Sometimes I wish functions would be concrete types inside Swift so they can participate in protocol conformances and generics.

6 Likes

Functions can participate in protocol conformances (well, they can just conform to Sendable) and can be used in generics. For Example:

struct Box<Value> {
    var value: Value
}

extension Box: Sendable where Value: Sendable {}

func assertSendable(_ sendable: (some Sendable).Type) {}

assertSendable(Box<() -> Void>.self) // warning: Type '() -> Void' does not conform to the 'Sendable' protocol
assertSendable(Box<@Sendable () -> Void>.self)

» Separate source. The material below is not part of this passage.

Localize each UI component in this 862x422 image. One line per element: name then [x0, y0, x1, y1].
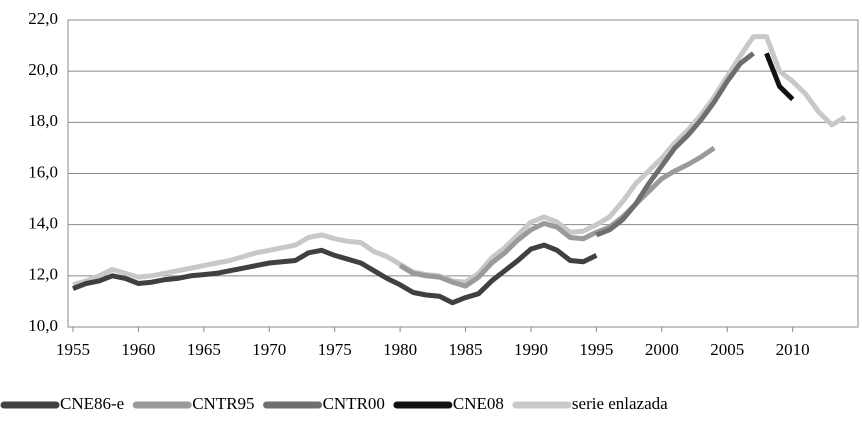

What is missing is a type constrain that allows to specify the shape of a function so that we can actually call it and not just pass it around.
Something like this:

struct Foo<Function> where Function: () -> Void { // error: Type 'Function' constrained to non-protocol, non-class type '() -> Void'
    var function: Function
}
5 Likes

Is it correct, then, that for a regex which doesn’t make use of any of this machinery, it would be safe to ‘smuggle’ it across isolation boundaries using unsafe mechanisms, or is that a misunderstanding?